Part 2. Updates to existing audit system (decouple logic around regular vs re-verification audits)

  • remove call to reverify and related logic
    • in audit/worker.go:work() we attempt to reverify nodes for the segment that are in containment mode.
    • Since we want verify and reverify to be in separate processes, we can remove all logic related to reverify here.
  • change the audit chore to put segments into the verification_audits queue from the sampling reservoir
  • change the audit worker to get segments from the verification_audits queue
  • update audit/verifier.go
    • remove reference to containment from verifier struct
    • delete existing reverify method
  • remove satellitedb/containment.go methods that are no longer needed and switch any out that are still needed with the new versions
  • satellite/core.go: remove audit setup (except the Reporter, if it is still needed by existing code)
  • satellite/auditor.go:
    • create this process (a Peer like satellite.Repairer)
    • add Reverifier *audit.Reverifier to the audit setup.
    • the number of verifier workers and the number of reverifier workers should both be configurable, with "0" being an acceptable value for either.

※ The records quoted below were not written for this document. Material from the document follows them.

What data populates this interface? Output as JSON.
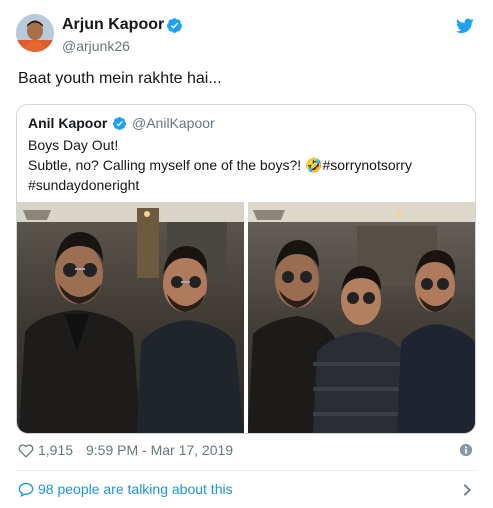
{
  "author": {
    "name": "Arjun Kapoor",
    "handle": "@arjunk26"
  },
  "tweet": {
    "text": "Baat youth mein rakhte hai..."
  },
  "quoted": {
    "name": "Anil Kapoor",
    "handle": "@AnilKapoor",
    "lines": [
      "Boys Day Out!",
      "Subtle, no? Calling myself one of the boys?! 🤣#sorrynotsorry",
      "#sundaydoneright"
    ]
  },
  "footer": {
    "likes": "1,915",
    "timestamp": "9:59 PM - Mar 17, 2019",
    "talking": "98 people are talking about this"
  },
  "icons": {
    "brand": "twitter-bird-icon",
    "verified": "verified-badge-icon",
    "like": "heart-icon",
    "info": "info-icon",
    "reply": "speech-bubble-icon",
    "chevron": "chevron-right-icon"
  },
  "colors": {
    "accent": "#1da1f2",
    "link": "#1b95e0",
    "secondary": "#657786",
    "border": "#ccd6dd"
  }
}
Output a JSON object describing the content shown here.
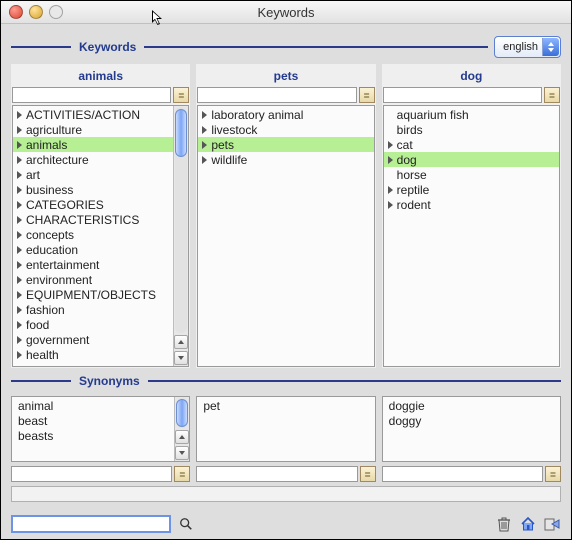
{
  "window": {
    "title": "Keywords"
  },
  "section": {
    "main_label": "Keywords",
    "synonyms_label": "Synonyms"
  },
  "language": {
    "selected": "english"
  },
  "columns": [
    {
      "header": "animals",
      "search_value": "",
      "selected_index": 2,
      "items": [
        {
          "label": "ACTIVITIES/ACTION",
          "expandable": true
        },
        {
          "label": "agriculture",
          "expandable": true
        },
        {
          "label": "animals",
          "expandable": true
        },
        {
          "label": "architecture",
          "expandable": true
        },
        {
          "label": "art",
          "expandable": true
        },
        {
          "label": "business",
          "expandable": true
        },
        {
          "label": "CATEGORIES",
          "expandable": true
        },
        {
          "label": "CHARACTERISTICS",
          "expandable": true
        },
        {
          "label": "concepts",
          "expandable": true
        },
        {
          "label": "education",
          "expandable": true
        },
        {
          "label": "entertainment",
          "expandable": true
        },
        {
          "label": "environment",
          "expandable": true
        },
        {
          "label": "EQUIPMENT/OBJECTS",
          "expandable": true
        },
        {
          "label": "fashion",
          "expandable": true
        },
        {
          "label": "food",
          "expandable": true
        },
        {
          "label": "government",
          "expandable": true
        },
        {
          "label": "health",
          "expandable": true
        }
      ],
      "synonyms": [
        "animal",
        "beast",
        "beasts"
      ],
      "bottom_search_value": ""
    },
    {
      "header": "pets",
      "search_value": "",
      "selected_index": 2,
      "items": [
        {
          "label": "laboratory animal",
          "expandable": true
        },
        {
          "label": "livestock",
          "expandable": true
        },
        {
          "label": "pets",
          "expandable": true
        },
        {
          "label": "wildlife",
          "expandable": true
        }
      ],
      "synonyms": [
        "pet"
      ],
      "bottom_search_value": ""
    },
    {
      "header": "dog",
      "search_value": "",
      "selected_index": 3,
      "items": [
        {
          "label": "aquarium fish",
          "expandable": false
        },
        {
          "label": "birds",
          "expandable": false
        },
        {
          "label": "cat",
          "expandable": true
        },
        {
          "label": "dog",
          "expandable": true
        },
        {
          "label": "horse",
          "expandable": false
        },
        {
          "label": "reptile",
          "expandable": true
        },
        {
          "label": "rodent",
          "expandable": true
        }
      ],
      "synonyms": [
        "doggie",
        "doggy"
      ],
      "bottom_search_value": ""
    }
  ],
  "footer": {
    "search_value": ""
  },
  "icons": {
    "column_button": "keyword-list-icon",
    "search": "search-icon",
    "trash": "trash-icon",
    "home": "home-icon",
    "apply": "apply-icon"
  }
}
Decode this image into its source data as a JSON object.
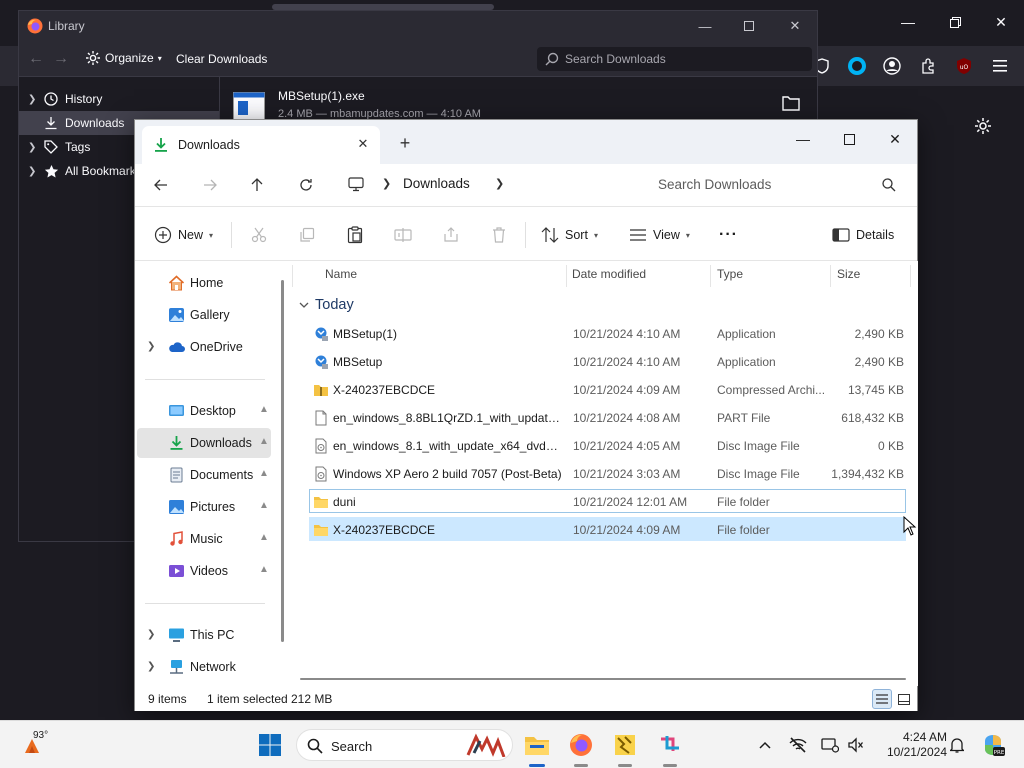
{
  "library": {
    "title": "Library",
    "organize_label": "Organize",
    "clear_label": "Clear Downloads",
    "search_placeholder": "Search Downloads",
    "sidebar": [
      {
        "label": "History",
        "icon": "clock-icon",
        "expandable": true
      },
      {
        "label": "Downloads",
        "icon": "download-icon",
        "expandable": false,
        "selected": true
      },
      {
        "label": "Tags",
        "icon": "tag-icon",
        "expandable": true
      },
      {
        "label": "All Bookmarks",
        "icon": "star-icon",
        "expandable": true
      }
    ],
    "download": {
      "name": "MBSetup(1).exe",
      "meta": "2.4 MB — mbamupdates.com — 4:10 AM"
    }
  },
  "explorer": {
    "tab_label": "Downloads",
    "address_crumb": "Downloads",
    "search_placeholder": "Search Downloads",
    "commands": {
      "new_label": "New",
      "sort_label": "Sort",
      "view_label": "View",
      "more_label": "···",
      "details_label": "Details"
    },
    "sidebar": {
      "top": [
        {
          "label": "Home",
          "icon": "home-icon"
        },
        {
          "label": "Gallery",
          "icon": "gallery-icon"
        },
        {
          "label": "OneDrive",
          "icon": "cloud-icon",
          "expandable": true
        }
      ],
      "quick": [
        {
          "label": "Desktop",
          "icon": "desktop-icon"
        },
        {
          "label": "Downloads",
          "icon": "download-icon",
          "selected": true
        },
        {
          "label": "Documents",
          "icon": "documents-icon"
        },
        {
          "label": "Pictures",
          "icon": "pictures-icon"
        },
        {
          "label": "Music",
          "icon": "music-icon"
        },
        {
          "label": "Videos",
          "icon": "videos-icon"
        }
      ],
      "bottom": [
        {
          "label": "This PC",
          "icon": "pc-icon"
        },
        {
          "label": "Network",
          "icon": "network-icon"
        }
      ]
    },
    "columns": {
      "name": "Name",
      "date": "Date modified",
      "type": "Type",
      "size": "Size"
    },
    "group_label": "Today",
    "files": [
      {
        "name": "MBSetup(1)",
        "date": "10/21/2024 4:10 AM",
        "type": "Application",
        "size": "2,490 KB",
        "icon": "app-icon"
      },
      {
        "name": "MBSetup",
        "date": "10/21/2024 4:10 AM",
        "type": "Application",
        "size": "2,490 KB",
        "icon": "app-icon"
      },
      {
        "name": "X-240237EBCDCE",
        "date": "10/21/2024 4:09 AM",
        "type": "Compressed Archi...",
        "size": "13,745 KB",
        "icon": "zip-icon"
      },
      {
        "name": "en_windows_8.8BL1QrZD.1_with_update_...",
        "date": "10/21/2024 4:08 AM",
        "type": "PART File",
        "size": "618,432 KB",
        "icon": "file-icon"
      },
      {
        "name": "en_windows_8.1_with_update_x64_dvd_6...",
        "date": "10/21/2024 4:05 AM",
        "type": "Disc Image File",
        "size": "0 KB",
        "icon": "disc-icon"
      },
      {
        "name": "Windows XP Aero 2 build 7057 (Post-Beta)",
        "date": "10/21/2024 3:03 AM",
        "type": "Disc Image File",
        "size": "1,394,432 KB",
        "icon": "disc-icon"
      },
      {
        "name": "duni",
        "date": "10/21/2024 12:01 AM",
        "type": "File folder",
        "size": "",
        "icon": "folder-icon",
        "focused": true
      },
      {
        "name": "X-240237EBCDCE",
        "date": "10/21/2024 4:09 AM",
        "type": "File folder",
        "size": "",
        "icon": "folder-icon",
        "selected": true
      }
    ],
    "status": {
      "count": "9 items",
      "selection": "1 item selected",
      "size": "212 MB"
    }
  },
  "taskbar": {
    "temperature": "93°",
    "search_label": "Search",
    "time": "4:24 AM",
    "date": "10/21/2024"
  },
  "colors": {
    "accent": "#0067c0",
    "selection": "#cce8ff",
    "firefox_dark": "#1c1b22"
  }
}
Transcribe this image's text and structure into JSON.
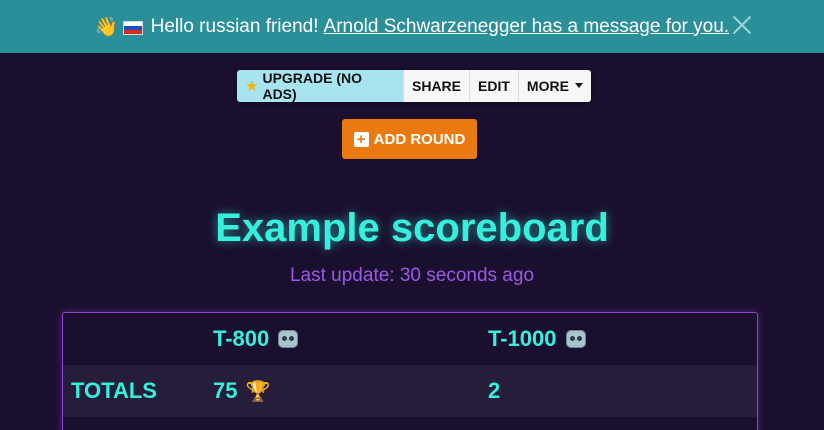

Part 3. Keep node containment status updated

  • Update nodes table
    • add field contained timestamp ( updatable, nullable ) (or bool)
    • Keep this status synced:
      • check for change in node contained status during reverifier chore
        • eg which nodes have pending audits before the chore vs after, then update the nodes table
      • Create a chore on the nodes table to verify the containment status
        • every so often, check if the nodes that are marked contained still have pending audits, and unmark them if they don't
        • this is to ensure we don't accidentally keep healthy nodes in a contained state
  • satellitedb/overlaycache.go:selectAllStorageNodesUpload
    • Add AND NOT contained to node selection query to filter out contained nodes from getting more data
  • satellitedb/repuations.go
    • populateUpdateNodeStats (line 508) remove logic around containment
    • updateNodeStats struct (line 641): remove contained field
  • satellite/overlay/service.go (if needed)
    • NodeDossier: make sure to update the contained flag if the pending audits table contains any for the node.

QA

  • Create a test plan
  • Test that the original cheater strategy is no longer viable

Deployment

  • Configure the number of verifier audit workers and reverifier workers
  • Set up new audit process to be deployed and scaled as appropriate
  • During the transition time, the old system and the new system can safely coexist

Post-deployment

  • monitor vetting times for new nodes and scale audit workers accordingly
  • the old segment_pending_audits queue/table and any remaining contents can be dropped

Future Work

Should we consider new nodes for audits at a different cadence from vetted nodes? This would require significant refactoring.

  • This has been suggested by the community too. I don't think we can make it work without changing the entire architecture of the product, but what we could do is use a different cadence for new segments instead of new nodes. Old segments tend to be on old nodes (not always, but there is a correlation) so that would get us at least some of the same benefit.

Auto scaling workers: Scaling of those should depend on the number of unvetted nodes and the average time in vetting. However, scaling for normal audits, should depend on the number of vetted nodes and amount of data on them.

For possible efficiency, a pending audit worker could query for one node ID and process all pending audits for that node at once. This could cause artificial clustering that we might want to avoid, but is a tradeoff we could reconsider for performance. Each worker would essentially have their own queue of pending audits to work from.

  • If each item results in a successful response (not offline or timeout), continue. Else, skip until the next iteration of the chore? This may give the node too much leeway in terms of getting away missing data by timing out (artificial spreading).
  • Query by unique node id and use that as the queue for querying all pending audits by node id (index on node id or first entry in a primary key)